Mehr kommunale Einnahmen aus Bagatellsteuern

Neben den Zu­wei­sungen zählen die Steuer­ein­nahmen zu den wich­tigsten kom­mu­nalen Ein­nah­m­e­posten. Wäh­rend Grund­steuer, Ge­wer­be­steuer und die An­teile an der Ein­kommen- und Um­satz­steuer die er­trags­starken Steu­er­arten dar­stellen, ma­chen die Ba­ga­tell­steuern und steu­er­ähn­li­chen Ein­nahmen der Kom­munen nur einen ge­ringen Teil aus.
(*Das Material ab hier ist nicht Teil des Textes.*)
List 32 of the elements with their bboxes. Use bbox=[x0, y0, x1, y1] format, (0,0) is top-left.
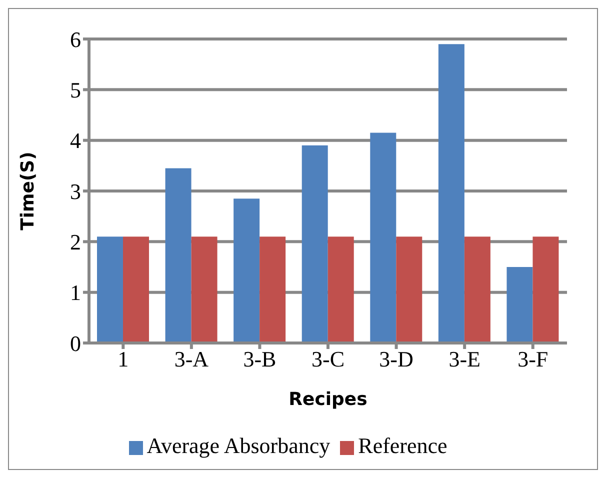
bar bbox=[506, 267, 533, 343]
legend-label: Average Absorbancy bbox=[146, 433, 330, 458]
bar bbox=[97, 236, 123, 343]
x-tick-label: 3-F bbox=[518, 346, 548, 372]
x-tick-label: 3-D bbox=[379, 346, 414, 372]
bar bbox=[396, 236, 422, 343]
x-tick-label: 3-C bbox=[312, 346, 344, 372]
bar bbox=[328, 236, 354, 343]
bar bbox=[532, 236, 559, 343]
bar bbox=[370, 132, 396, 343]
bar bbox=[464, 236, 490, 343]
x-tick-label: 1 bbox=[118, 346, 129, 372]
x-tick-label: 3-E bbox=[448, 346, 480, 372]
x-axis-title: Recipes bbox=[288, 389, 368, 410]
y-tick-label: 2 bbox=[70, 229, 81, 254]
bar bbox=[234, 198, 260, 343]
bar bbox=[438, 44, 464, 343]
x-tick-label: 3-A bbox=[174, 346, 209, 372]
x-tick-label: 3-B bbox=[243, 346, 276, 372]
bar bbox=[165, 168, 192, 343]
bar bbox=[302, 145, 328, 343]
y-tick-label: 6 bbox=[70, 26, 81, 52]
y-axis-title: Time(S) bbox=[17, 152, 38, 230]
bar bbox=[191, 236, 218, 343]
bar bbox=[260, 236, 286, 343]
y-tick-label: 1 bbox=[70, 280, 81, 306]
y-tick-label: 5 bbox=[70, 77, 81, 102]
y-tick-label: 0 bbox=[70, 330, 81, 356]
legend-label: Reference bbox=[358, 433, 448, 458]
y-tick-label: 3 bbox=[70, 178, 81, 204]
y-tick-label: 4 bbox=[70, 128, 81, 154]
bar bbox=[123, 236, 149, 343]
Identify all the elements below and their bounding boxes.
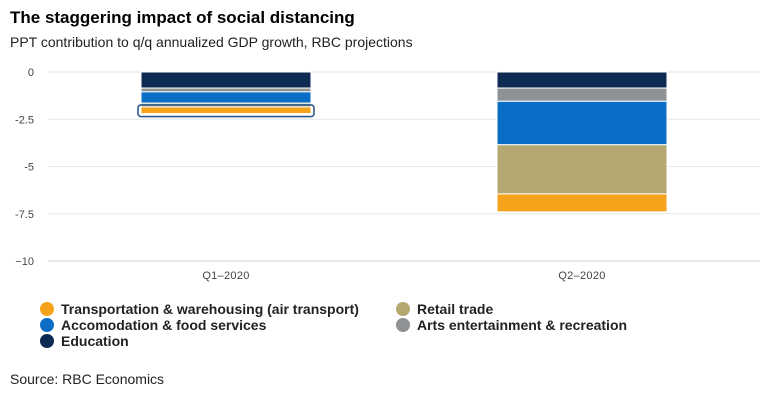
y-tick-label: -2.5: [15, 114, 34, 126]
legend-dot-icon: [40, 302, 54, 316]
legend-label: Retail trade: [417, 301, 494, 317]
legend-dot-icon: [396, 302, 410, 316]
legend-item-retail: Retail trade: [396, 301, 493, 317]
bar-segment: [496, 144, 668, 195]
legend-dot-icon: [40, 318, 54, 332]
stacked-bar-chart: 0 -2.5 -5 -7.5 −10 Q1–2020 Q2–2020: [15, 67, 760, 282]
bar-segment: [496, 87, 668, 102]
bar-segment: [140, 87, 312, 93]
source-note: Source: RBC Economics: [10, 371, 165, 387]
bar-segment: [496, 100, 668, 146]
legend-label: Arts entertainment & recreation: [417, 317, 628, 333]
chart-subtitle: PPT contribution to q/q annualized GDP g…: [10, 34, 413, 50]
legend-item-education: Education: [40, 333, 129, 349]
legend-label: Transportation & warehousing (air transp…: [61, 301, 359, 317]
legend-item-accommodation: Accomodation & food services: [40, 317, 266, 333]
y-tick-label: −10: [15, 256, 34, 268]
bar-segment: [496, 71, 668, 89]
bar-segment: [496, 193, 668, 213]
legend-dot-icon: [396, 318, 410, 332]
legend-item-arts: Arts entertainment & recreation: [396, 317, 627, 333]
bar-segment: [140, 106, 312, 115]
y-tick-label: -5: [24, 162, 34, 174]
legend-label: Education: [61, 333, 129, 349]
legend-item-transportation: Transportation & warehousing (air transp…: [40, 301, 359, 317]
legend-dot-icon: [40, 334, 54, 348]
y-tick-label: -7.5: [15, 209, 34, 221]
bar-segment: [140, 91, 312, 104]
chart-title: The staggering impact of social distanci…: [10, 8, 355, 27]
x-category-label: Q2–2020: [558, 270, 605, 282]
legend-label: Accomodation & food services: [61, 317, 267, 333]
highlight-box: [137, 104, 315, 118]
x-category-label: Q1–2020: [202, 270, 249, 282]
y-tick-label: 0: [28, 67, 34, 79]
bar-segment: [140, 71, 312, 89]
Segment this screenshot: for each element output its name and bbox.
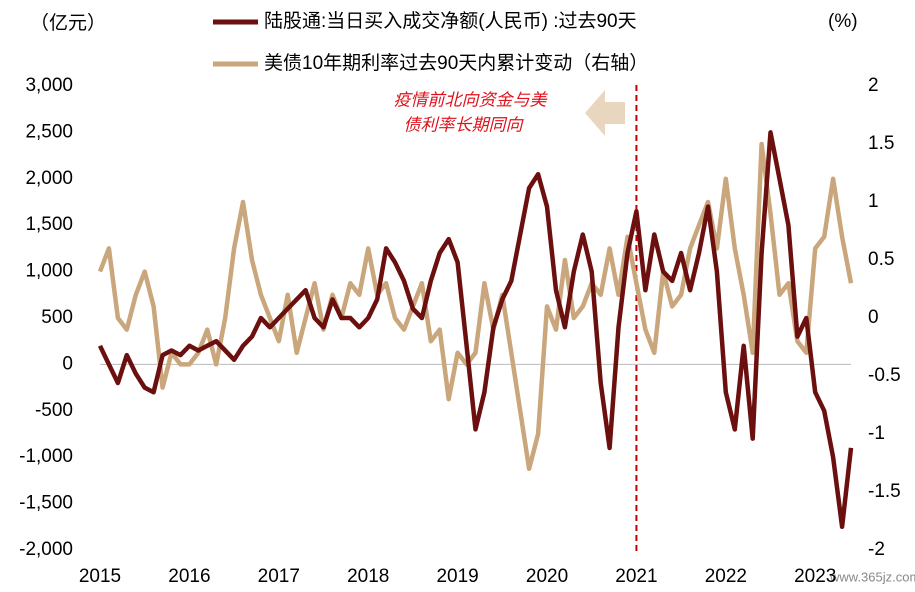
y-tick-label: -1,000 [19,446,73,467]
y-tick-label: -2,000 [19,539,73,560]
arrow [585,90,625,136]
x-tick-label: 2020 [526,566,568,587]
y2-tick-label: -1.5 [868,481,901,502]
x-tick-label: 2016 [168,566,210,587]
y-tick-label: 3,000 [25,75,73,96]
y-tick-label: 2,000 [25,168,73,189]
x-tick-label: 2017 [258,566,300,587]
x-tick-label: 2019 [436,566,478,587]
y2-axis-label: (%) [828,11,858,32]
y2-tick-label: 1.5 [868,133,894,154]
x-tick-label: 2015 [79,566,121,587]
legend-label: 陆股通:当日买入成交净额(人民币) :过去90天 [264,10,637,32]
y-tick-label: 0 [62,353,73,374]
y-tick-label: -1,500 [19,493,73,514]
y-tick-label: 2,500 [25,121,73,142]
y2-tick-label: -1 [868,423,885,444]
annotation: 债利率长期同向 [404,115,525,134]
y2-tick-label: -2 [868,539,885,560]
y2-tick-label: 2 [868,75,879,96]
annotation: 疫情前北向资金与美 [394,90,549,109]
y2-tick-label: 0 [868,307,879,328]
y-tick-label: 1,500 [25,214,73,235]
legend-label: 美债10年期利率过去90天内累计变动（右轴） [264,52,648,74]
x-tick-label: 2021 [615,566,657,587]
y-tick-label: 1,000 [25,261,73,282]
x-tick-label: 2022 [705,566,747,587]
x-tick-label: 2023 [794,566,836,587]
series-line [97,130,854,530]
y2-tick-label: 1 [868,191,879,212]
y2-tick-label: 0.5 [868,249,894,270]
y-axis-label: （亿元） [30,12,106,34]
series-line [97,141,854,472]
y-tick-label: -500 [35,400,73,421]
y2-tick-label: -0.5 [868,365,901,386]
y-tick-label: 500 [41,307,73,328]
x-tick-label: 2018 [347,566,389,587]
watermark: www.365jz.com [829,569,915,584]
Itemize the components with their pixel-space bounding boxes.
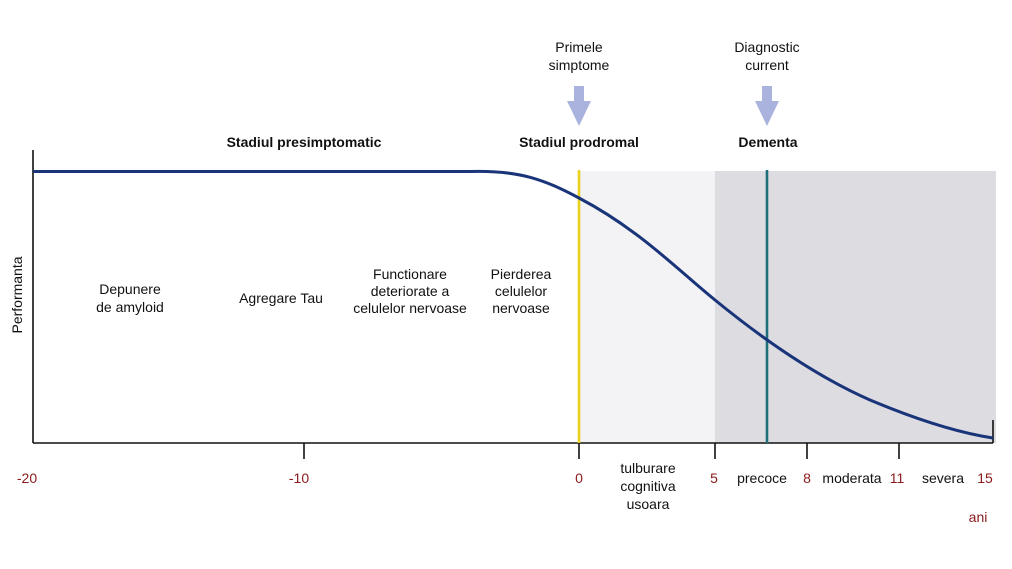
tick-label-0: 0 bbox=[575, 470, 583, 486]
process-amyloid-line2: de amyloid bbox=[96, 299, 164, 315]
first-symptoms-label-line1: Primele bbox=[555, 39, 603, 55]
first-symptoms-arrow bbox=[567, 86, 591, 126]
prodromal-band bbox=[579, 171, 715, 443]
y-axis-label: Performanta bbox=[9, 256, 25, 333]
process-amyloid-line1: Depunere bbox=[99, 281, 161, 297]
current-diagnosis-label-line2: current bbox=[745, 57, 789, 73]
x-axis-unit: ani bbox=[969, 509, 988, 525]
tick-marks bbox=[303, 443, 900, 459]
tick-label-5: 5 bbox=[710, 470, 718, 486]
phase-severe: severa bbox=[922, 470, 964, 486]
stage-prodromal-heading: Stadiul prodromal bbox=[519, 134, 639, 150]
phase-mci-line3: usoara bbox=[627, 496, 670, 512]
process-neuron-loss-line1: Pierderea bbox=[491, 266, 552, 282]
process-dysfunction-line2: deteriorate a bbox=[371, 283, 450, 299]
process-tau-line1: Agregare Tau bbox=[239, 290, 323, 306]
process-dysfunction-line1: Functionare bbox=[373, 266, 447, 282]
process-neuron-loss-line3: nervoase bbox=[492, 300, 550, 316]
performance-curve bbox=[33, 169, 994, 440]
stage-dementia-heading: Dementa bbox=[738, 134, 797, 150]
process-dysfunction-line3: celulelor nervoase bbox=[353, 300, 467, 316]
process-neuron-loss-line2: celulelor bbox=[495, 283, 547, 299]
first-symptoms-label-line2: simptome bbox=[549, 57, 610, 73]
dementia-band bbox=[715, 171, 996, 443]
tick-label-11: 11 bbox=[890, 470, 905, 486]
current-diagnosis-arrow bbox=[755, 86, 779, 126]
tick-label-neg10: -10 bbox=[289, 470, 309, 486]
phase-mci-line2: cognitiva bbox=[620, 478, 675, 494]
phase-mci-line1: tulburare bbox=[620, 460, 675, 476]
tick-label-neg20: -20 bbox=[17, 470, 37, 486]
current-diagnosis-label-line1: Diagnostic bbox=[734, 39, 799, 55]
tick-label-8: 8 bbox=[803, 470, 811, 486]
tick-label-15: 15 bbox=[977, 470, 993, 486]
phase-early: precoce bbox=[737, 470, 787, 486]
phase-moderate: moderata bbox=[822, 470, 881, 486]
stage-presymptomatic-heading: Stadiul presimptomatic bbox=[227, 134, 382, 150]
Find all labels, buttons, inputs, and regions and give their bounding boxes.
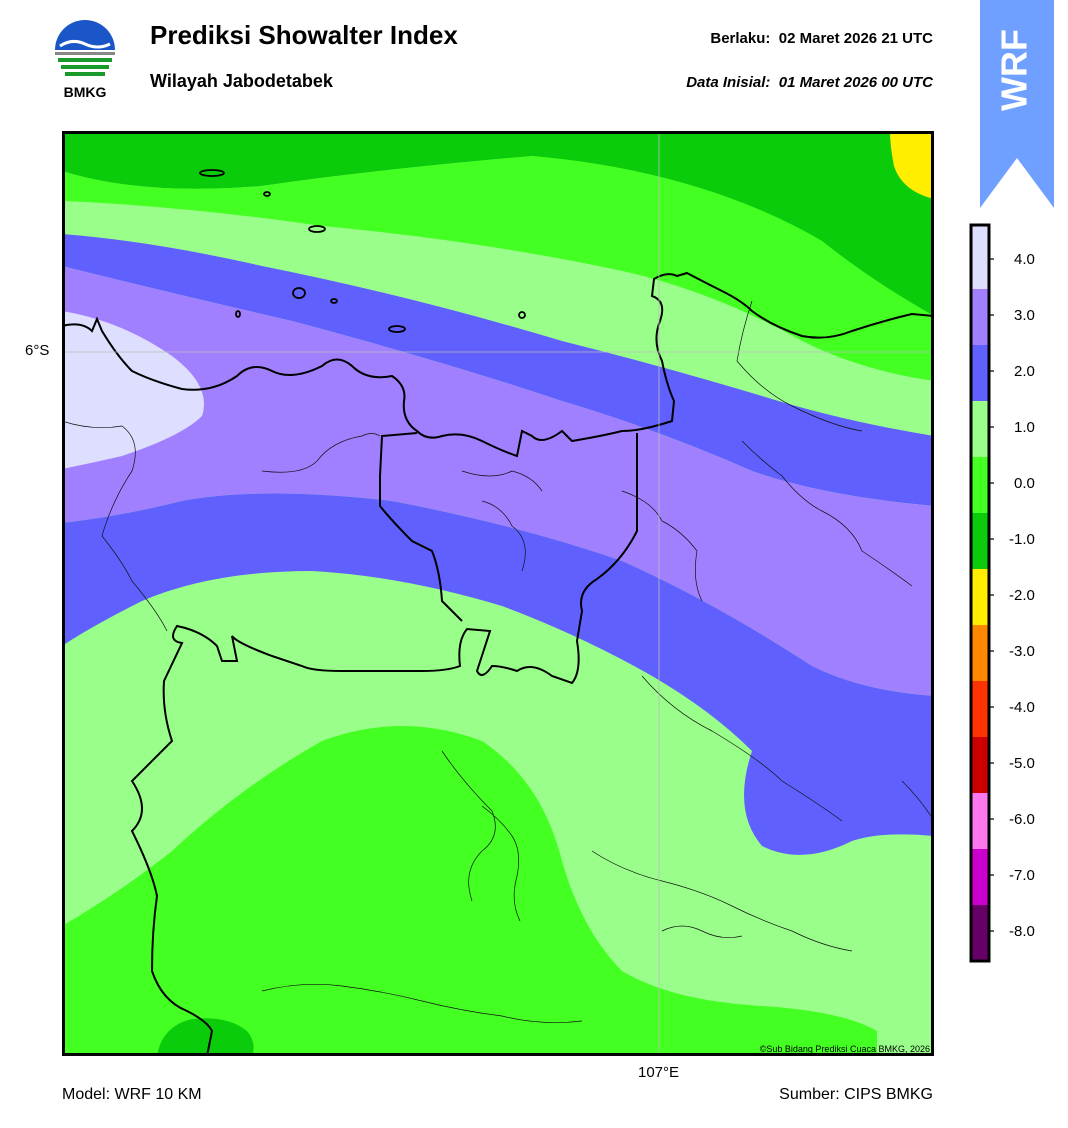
init-time: Data Inisial: 01 Maret 2026 00 UTC — [686, 74, 933, 91]
band-blue-south — [62, 493, 934, 855]
colorbar-tick-label: 0.0 — [1014, 475, 1035, 492]
region-subtitle: Wilayah Jabodetabek — [150, 71, 333, 91]
valid-label: Berlaku: — [710, 30, 771, 47]
showalter-map: ©Sub Bidang Prediksi Cuaca BMKG, 2026 — [62, 131, 934, 1056]
colorbar-segment — [971, 289, 989, 345]
init-label: Data Inisial: — [686, 74, 771, 91]
colorbar-tick-label: -8.0 — [1009, 923, 1035, 940]
province-border — [130, 433, 638, 1056]
band-yellow-corner — [890, 131, 934, 199]
colorbar-segment — [971, 457, 989, 513]
band-lightgreen-2 — [62, 201, 934, 436]
map-canvas: ©Sub Bidang Prediksi Cuaca BMKG, 2026 — [62, 131, 934, 1056]
colorbar-segment — [971, 569, 989, 625]
logo-text: BMKG — [63, 84, 107, 100]
band-blue-north — [62, 234, 934, 506]
district-borders — [62, 300, 934, 1023]
thousand-islands — [199, 169, 526, 333]
source-info: Sumber: CIPS BMKG — [779, 1086, 933, 1103]
colorbar-segment — [971, 793, 989, 849]
map-credit: ©Sub Bidang Prediksi Cuaca BMKG, 2026 — [760, 1044, 930, 1054]
colorbar-tick-label: 1.0 — [1014, 419, 1035, 436]
colorbar-tick-label: -3.0 — [1009, 643, 1035, 660]
colorbar-segment — [971, 737, 989, 793]
page-title: Prediksi Showalter Index — [150, 20, 458, 50]
jakarta-border — [379, 432, 463, 622]
colorbar-segment — [971, 905, 989, 961]
band-green-2 — [62, 156, 934, 381]
colorbar-tick-label: -7.0 — [1009, 867, 1035, 884]
colorbar-legend: 4.0 3.0 2.0 1.0 0.0 -1.0 -2.0 -3.0 -4.0 -5.0 -6.0 -… — [968, 222, 1058, 967]
colorbar-segment — [971, 849, 989, 905]
latitude-label: 6°S — [25, 342, 50, 359]
colorbar-tick-label: -1.0 — [1009, 531, 1035, 548]
bmkg-logo — [52, 20, 118, 102]
colorbar-tick-label: -6.0 — [1009, 811, 1035, 828]
colorbar-segment — [971, 345, 989, 401]
colorbar-segment — [971, 401, 989, 457]
longitude-label: 107°E — [638, 1064, 680, 1081]
coastline — [62, 271, 934, 458]
colorbar-tick-label: 3.0 — [1014, 307, 1035, 324]
band-lavender — [62, 311, 204, 469]
wrf-badge: WRF — [980, 0, 1054, 210]
colorbar-tick-label: -2.0 — [1009, 587, 1035, 604]
wrf-text: WRF — [994, 29, 1035, 111]
band-darker-green-top — [62, 131, 934, 316]
valid-value: 02 Maret 2026 21 UTC — [778, 30, 933, 47]
colorbar-segment — [971, 681, 989, 737]
colorbar-tick-label: -5.0 — [1009, 755, 1035, 772]
colorbar-segment — [971, 513, 989, 569]
model-info: Model: WRF 10 KM — [62, 1086, 202, 1103]
colorbar-canvas: 4.0 3.0 2.0 1.0 0.0 -1.0 -2.0 -3.0 -4.0 -5.0 -6.0 -… — [969, 223, 1035, 963]
band-darkgreen-south — [157, 1018, 254, 1056]
colorbar-tick-label: 2.0 — [1014, 363, 1035, 380]
colorbar-tick-label: 4.0 — [1014, 251, 1035, 268]
colorbar-segment — [971, 225, 989, 289]
init-value: 01 Maret 2026 00 UTC — [778, 74, 933, 91]
colorbar-segment — [971, 625, 989, 681]
valid-time: Berlaku: 02 Maret 2026 21 UTC — [710, 30, 933, 47]
colorbar-tick-label: -4.0 — [1009, 699, 1035, 716]
bmkg-logo-icon — [55, 20, 115, 76]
Trotzdem ge­ne­rieren die Kom­munen aus bei­spiels­weise der Ver­gnü­gungs-, Hunde- oder Zweit­wohn­sitz­steuer be­ach­tens­werte Ein­nah­men­vo­lu­mina für den Haus­halt. Von 2007 bis 2013 stiegen die kom­mu­nalen Ein­nahmen aus den Ba­ga­tell­steuern und steu­er­ähn­li­chen Ein­nahmen in den Flä­chen­län­dern von 778,4 Mio. Euro auf fast 1,3 Mrd. Euro, wie An­dreas Burth vom In­ter­net­portal Haus­halts­Steue­rung.de be­rechnet hat. Im Län­der­ver­gleich fallen die höchsten Ein­nahmen aus den Ba­ga­tell­steuern und steu­er­ähn­li­chen Ein­nahmen bei den Kom­munen in Schleswig-Hol­stein an, wäh­rend die Städte und Ge­meinden in Sachsen am we­nigsten von dieser Mög­lich­keit der Ein­nah­men­ge­ne­rie­rung Ge­brauch ma­chen.